According to a report in The Times of India, the state slashed funding to medical colleges by as much as 50 percent. While 14 medical colleges and their teaching hospitals were allocated Rs 2,344 crore in 2016-2017, these colleges were allotted only Rs 1,148 crore for 2017-18, according to the report.
BRD Medical College was given Rs 15.9 crore in 2016-17. However, in 2017-18, its funds were cut by more than half: to Rs 7.8 crore. Its funds for machines and equipment were gutted by 75 percent: From Rs 3 crore to Rs 75 lakh, according to The Times of India report.
According to a Hindustan Times report, the college was given only Rs 5.32 crore for medicine for the 955 beds, 150 of which have ventilators for emergency care. Experts say that works out to Rs 152.62 per bed. However, professor Devendra Gupta of the Sanjay Gandhi Postgraduate Institute of Medical Sciences (SGPGIMS) ventilator unit told Hindustan Times that the college spends around Rs 5,000 to 8,000 on a patient who needs emergency care per day and Rs 1,000 for a normal patient, so the government must consider increasing the budget.
A slow-moving tragedy
According to its website, BRD Medical College was established in 1969 and named for freedom fighter and Sarvodaya leader Baba Raghav Das. The establishment of the college improved the availability of healthcare in the backward area.
However, according to a report in India Today, Gorakhpur, in eastern Uttar Pradesh, remains one of the country's most backward areas and BRD Medical College is the only facility within 300 square kilometres with the ability to treat infectious diseases such as encephalitis.
The hospitals services patients from Terai region of Nepal, Gonda, Basti and eastern districts of Bihar, where sanitation and cleanliness have been major issues. In the Swachh Bharat Survey 2017, Gonda was declared as the dirtiest district in India, according to the India Today report.
Dr Kafil Khan, former head of the BRD Medical College Pediatrics Department, says the staff are under immense pressure. The institute services nearly two crore people a year, Khan claims.
According to this Firstpost piece, since 1978, the hospital has seen an average of 200 deaths per bed, making Gorakhpur highly endemic to encephalitis.
Uttar Pradesh health minister Siddhartha Nath Singh says that on average, 18 deaths were reported per day from BRD Medical College in 2014, 2015 and 2016.

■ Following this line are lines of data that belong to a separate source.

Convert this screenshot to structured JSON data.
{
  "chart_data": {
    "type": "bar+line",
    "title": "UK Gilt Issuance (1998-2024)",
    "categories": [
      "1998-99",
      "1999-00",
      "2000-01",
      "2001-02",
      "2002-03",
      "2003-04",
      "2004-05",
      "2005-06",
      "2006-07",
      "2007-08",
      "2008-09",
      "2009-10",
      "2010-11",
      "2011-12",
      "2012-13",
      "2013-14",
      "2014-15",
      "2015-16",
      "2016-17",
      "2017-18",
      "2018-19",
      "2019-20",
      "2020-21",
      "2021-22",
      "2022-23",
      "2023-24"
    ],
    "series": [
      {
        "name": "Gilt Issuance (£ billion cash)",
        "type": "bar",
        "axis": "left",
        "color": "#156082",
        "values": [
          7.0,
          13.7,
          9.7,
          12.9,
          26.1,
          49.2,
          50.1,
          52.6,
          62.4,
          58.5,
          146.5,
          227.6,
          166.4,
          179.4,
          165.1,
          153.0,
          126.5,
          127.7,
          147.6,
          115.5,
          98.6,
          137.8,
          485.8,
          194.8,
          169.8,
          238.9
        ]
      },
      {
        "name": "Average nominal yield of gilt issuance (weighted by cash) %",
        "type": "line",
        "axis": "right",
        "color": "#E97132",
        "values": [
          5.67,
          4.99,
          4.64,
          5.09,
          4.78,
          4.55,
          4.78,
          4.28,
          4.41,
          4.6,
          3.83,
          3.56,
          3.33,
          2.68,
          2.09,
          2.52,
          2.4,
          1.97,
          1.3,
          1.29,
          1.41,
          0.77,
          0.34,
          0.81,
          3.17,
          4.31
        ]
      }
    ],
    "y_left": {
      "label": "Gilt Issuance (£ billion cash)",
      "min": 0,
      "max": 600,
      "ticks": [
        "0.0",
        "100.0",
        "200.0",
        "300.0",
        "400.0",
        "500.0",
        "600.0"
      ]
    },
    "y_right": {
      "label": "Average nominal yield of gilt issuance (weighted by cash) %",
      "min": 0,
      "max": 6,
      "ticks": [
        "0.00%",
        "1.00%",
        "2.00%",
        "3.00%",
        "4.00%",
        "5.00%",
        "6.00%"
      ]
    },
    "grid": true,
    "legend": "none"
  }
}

According to a report in the Hindustan Times, more than 3,000 children have died at the government-run hospital since 2012.
'Working round the clock'
Dr Bhupendra Sharma, new head of the paediatrics department, tells Firstpost that BRD Medical College has around 80 doctors, most of whom are residents who have been working round-the-clock for days.
Sharma says 30 resident doctors from the diploma of child health courses have been roped in from other hospitals. Hospital staff also indicated that employees in the Encephalitis ward have not been paid for months, according to the report.
A young doctor, speaking with the The Hindu on the condition of anonymity, says the maximum number of patients arrive from Bihar on the late evening train. "Every year, from July to October, the number of encephalitis patients goes up. Last year the number of such patients was 427.”
"You can see yourself whether any bed is vacant. In fact, in the last 48 hours, we have not gone home for rest. Here the load on doctors is much higher than any other government hospital in the country,” the doctor tells The Hindu.